Best Animation: The Little Acre
If there’s one area that indie adventures routinely get short-shrift, it’s animation. And for good reason: it’s time-consuming, costly, and difficult to do well. If corners need to be cut, that’s where it usually happens, whether with fade-to-blacks, hidden cheats, or generic action loops. Not so The Little Acre, which goes far above and beyond the call of duty by infusing every scene with vibrant activity. The game looks lovely enough in screenshots, with its meticulously hand-painted brush stroke backgrounds and colourful cartoon-styled characters. But it’s only in motion that the charming fantasy adventure from Dublin studio Pewter Games comes brilliantly to life. There’s loving detail everywhere in backgrounds filled with ambient activity. Birds fly through clouds as the chimney smokes atop a rustic rural cottage, animals scurry through the green undergrowth and ambers rise from glowing lights, all lending to the sense that this world – in fact, two very different worlds – are alive.

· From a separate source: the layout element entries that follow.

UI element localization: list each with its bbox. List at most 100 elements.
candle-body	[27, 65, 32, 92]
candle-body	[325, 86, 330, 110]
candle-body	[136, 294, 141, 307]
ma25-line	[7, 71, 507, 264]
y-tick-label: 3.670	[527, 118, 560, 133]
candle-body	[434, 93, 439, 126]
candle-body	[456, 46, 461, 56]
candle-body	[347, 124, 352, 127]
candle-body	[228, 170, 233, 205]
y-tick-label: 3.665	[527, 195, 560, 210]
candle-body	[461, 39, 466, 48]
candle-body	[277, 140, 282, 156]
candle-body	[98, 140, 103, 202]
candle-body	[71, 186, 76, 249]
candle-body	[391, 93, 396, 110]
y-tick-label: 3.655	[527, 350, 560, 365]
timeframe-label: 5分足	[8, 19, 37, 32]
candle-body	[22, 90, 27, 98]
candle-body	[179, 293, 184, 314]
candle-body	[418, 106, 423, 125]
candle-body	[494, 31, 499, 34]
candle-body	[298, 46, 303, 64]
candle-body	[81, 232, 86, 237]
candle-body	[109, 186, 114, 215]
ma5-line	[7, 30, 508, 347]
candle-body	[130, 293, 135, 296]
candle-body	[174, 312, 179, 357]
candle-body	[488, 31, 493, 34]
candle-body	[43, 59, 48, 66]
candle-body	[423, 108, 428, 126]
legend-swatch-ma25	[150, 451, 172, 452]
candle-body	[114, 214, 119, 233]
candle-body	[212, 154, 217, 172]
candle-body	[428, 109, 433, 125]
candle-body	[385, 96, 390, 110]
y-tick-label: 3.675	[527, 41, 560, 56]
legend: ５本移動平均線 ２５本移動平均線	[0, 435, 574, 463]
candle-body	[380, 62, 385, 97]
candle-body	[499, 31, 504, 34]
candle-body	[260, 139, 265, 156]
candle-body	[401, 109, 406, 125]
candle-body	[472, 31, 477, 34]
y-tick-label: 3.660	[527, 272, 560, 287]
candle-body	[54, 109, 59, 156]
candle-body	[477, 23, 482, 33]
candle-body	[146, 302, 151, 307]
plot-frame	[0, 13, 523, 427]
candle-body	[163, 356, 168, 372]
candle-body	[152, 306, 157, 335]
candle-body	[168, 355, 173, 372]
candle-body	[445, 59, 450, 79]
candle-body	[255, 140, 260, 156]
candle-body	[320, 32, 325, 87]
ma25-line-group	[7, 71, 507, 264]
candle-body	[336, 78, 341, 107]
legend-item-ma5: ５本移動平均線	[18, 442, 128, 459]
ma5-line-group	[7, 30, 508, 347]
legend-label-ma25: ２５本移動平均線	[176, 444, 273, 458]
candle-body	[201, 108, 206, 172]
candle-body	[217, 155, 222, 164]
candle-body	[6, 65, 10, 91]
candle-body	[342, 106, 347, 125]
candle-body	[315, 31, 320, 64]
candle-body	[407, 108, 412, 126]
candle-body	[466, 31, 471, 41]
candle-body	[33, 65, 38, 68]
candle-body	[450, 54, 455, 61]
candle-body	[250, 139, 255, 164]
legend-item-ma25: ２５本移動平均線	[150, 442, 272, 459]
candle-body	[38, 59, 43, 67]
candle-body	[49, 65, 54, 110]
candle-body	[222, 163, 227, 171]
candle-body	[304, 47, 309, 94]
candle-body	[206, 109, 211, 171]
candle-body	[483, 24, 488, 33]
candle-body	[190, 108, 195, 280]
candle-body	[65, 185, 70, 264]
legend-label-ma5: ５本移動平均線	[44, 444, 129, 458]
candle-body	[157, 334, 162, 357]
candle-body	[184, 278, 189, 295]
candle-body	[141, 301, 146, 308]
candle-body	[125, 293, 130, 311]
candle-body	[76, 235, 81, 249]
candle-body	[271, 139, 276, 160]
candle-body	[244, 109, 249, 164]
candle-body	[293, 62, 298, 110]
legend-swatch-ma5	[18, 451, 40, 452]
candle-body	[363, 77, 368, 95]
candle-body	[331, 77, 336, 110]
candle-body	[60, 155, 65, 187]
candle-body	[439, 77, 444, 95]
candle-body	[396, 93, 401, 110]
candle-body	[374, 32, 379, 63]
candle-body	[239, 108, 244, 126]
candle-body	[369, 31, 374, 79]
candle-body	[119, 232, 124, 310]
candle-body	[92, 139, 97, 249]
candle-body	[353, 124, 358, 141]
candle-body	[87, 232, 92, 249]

But the artists didn’t stop there, as it’s the extensive character action that really sets the game apart. To illustrate, when young Lily wants to make some porridge, she almost ends up trashing the place, saved only by the family’s attentive dog. It’s wonderfully kinetic, with Lily scrambling up furniture as her wide-eyed pooch chases after her in frustration and alarm, until finally the wayward goop hits the ceiling and satisfyingly plops down into the bowl below. There are countless other examples too, like the dynamic frenzy of a cat scuffling with a guard, or a giant monster lurching from the caverns of an alien land, all fluidly rendered in-game. Plus there are many subtle touches, like the bouncing inquisitiveness of a friendly green creature or Lily’s hair bobbing as she jumps. While its bigger-budget 3D competition was impressive, it’s the tremendous hand-crafted attention evident in The Little Acre that makes it so charming to play, and a deserving winner of our Best Animation award.
The Last Guardian
Sherlock Holmes: The Devil’s Daughter
Readers’ Choice: King’s Quest
Remember how we keep telling you that every vote in the reader poll counts? Nowhere was that more true than the Best Animation category, as the five top games were separated by the slimmest of margins. You certainly couldn’t go wrong choosing the King’s Quest reboot, which is packed with generous animations. Environments are alive with amusing detail, whether shrubs that tremble and roar or castle guards galloping about piggyback-style. Graham himself is the epitome of animated, from his gangly gait with rippling cape to vivid facial expressions to unbridled bursts of enthusiasm. Lively set pieces abound, whether our hero is evading a rampaging monster, rescuing valuables from a fire, scaling an icy tower, or even smooching his eventual bride (however awkwardly). Some of the most exciting scenes were interrupted originally by Quick Time Events, until the developers wisely dropped them so we could just sit back and enjoy. Even stuck in his bed, King Graham managed to deliver one of the most active adventures in years.